【MPSニュース】5月号・巻頭言:花き物流の効率化〜全国花き物流協議会始動!

過日、大田市場に行くと「台車にもパレットにぴったりの出荷箱ができました」の看板と共に統一箱の段ボールが展示されていた。以前にも農水省の補助事業で選定された段ボール箱が推奨されていたが、統一箱は全くと言って良いほど進まなかった。
今年の2月に全国花き物流協議会が発足した。それに先立って全国の花き輸送会社にアンケート調査(81社から回答)を行っているが、困っていることのトップは「バラバラな箱サイズ」だった。箱が揃わないことは、手作業の増加や積載効率の低下につながり、物流全体の非効率を生んでいる。展示されている段ボール箱は長さ980×幅300×高さ300(190)でキクを想定しているのだろうが、短茎用とでモジュール化して4種位に統一出来たら飛躍的に物流の効率化が図れるのだが。今回のアンケートでは、「荷主からの情報が遅い・不正確」であると答えた企業が45%で、直前の連絡や変更がトラックの選定や方向別の組立などの変更を余儀なくされ大きな負担となっている。輸送会社は花き売上が50%未満の企業が75%で、多品目輸送とのバランスで成り立っている面もあるからだ。アンケート結果は、現在の花き物流の課題そのもので、これらを取り組んでいくアクションリストになっている。

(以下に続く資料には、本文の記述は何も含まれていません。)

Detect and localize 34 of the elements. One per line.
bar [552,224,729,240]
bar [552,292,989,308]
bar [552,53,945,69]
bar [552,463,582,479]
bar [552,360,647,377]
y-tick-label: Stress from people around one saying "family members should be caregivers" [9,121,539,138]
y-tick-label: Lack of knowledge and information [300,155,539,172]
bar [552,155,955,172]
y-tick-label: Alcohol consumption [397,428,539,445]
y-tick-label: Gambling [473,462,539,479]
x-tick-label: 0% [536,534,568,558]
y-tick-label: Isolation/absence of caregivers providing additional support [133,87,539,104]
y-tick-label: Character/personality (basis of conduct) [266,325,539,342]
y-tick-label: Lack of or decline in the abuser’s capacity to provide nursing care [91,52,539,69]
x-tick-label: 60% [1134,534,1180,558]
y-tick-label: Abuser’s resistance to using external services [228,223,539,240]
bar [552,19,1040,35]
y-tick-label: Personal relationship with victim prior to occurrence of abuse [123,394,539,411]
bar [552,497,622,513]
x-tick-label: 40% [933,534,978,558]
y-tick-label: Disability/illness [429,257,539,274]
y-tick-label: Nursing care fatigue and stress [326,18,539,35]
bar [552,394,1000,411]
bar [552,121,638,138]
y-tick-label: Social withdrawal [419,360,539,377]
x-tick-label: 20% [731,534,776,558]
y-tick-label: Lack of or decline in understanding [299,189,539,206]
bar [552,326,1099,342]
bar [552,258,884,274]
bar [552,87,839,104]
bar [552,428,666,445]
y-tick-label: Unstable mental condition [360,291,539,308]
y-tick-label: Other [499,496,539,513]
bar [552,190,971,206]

さて、全国花き物流協議会は、先ずは、緊急でやれるところからということで3つのプロジェクト「共同輸送」、「中継輸送」、「情報連携」を立ち上げている。
「共同輸送プロジェクト」は、地域ごとの物流課題を整理し、どの区間で共同輸送の必要性が高いのか、どの会社が集荷を担い、どの会社が幹線を担うのか、また、その際の運賃按分をどう考えるのかといった点を検討、進めていく。
「中継輸送プロジェクトチーム」では、緊急の課題となっている首都圏を中心とした中継機能の維持・強化を主なテーマとする。東京近郊に荷物を集約し、そこから各市場へ振り分ける首都圏アンカー型中継は、繁忙期を中心に大きな負荷がかかっています。現状のままでは、維持が難しくなる可能性もあるため、優先的に検討を進めていく。
「情報連携プロジェクトチーム」では、共同輸送や中継輸送を支える共通ルールと、情報のやり取りの仕組みを検討する。共同輸送や中継輸送を進めるにも荷物が、どこからどの形で出るのかという情報を、関係者の間で共有できることが不可欠となる。最初から大がかりなシステムを目指すのではなく、先ずは、Excelベースの簡易な情報交換ツールなど、現場で無理なく使える実務的な仕組みを検討していく。
ガソリン代の高騰など益々輸送環境が厳しくなっていくなかで協議会の取組に期待したい。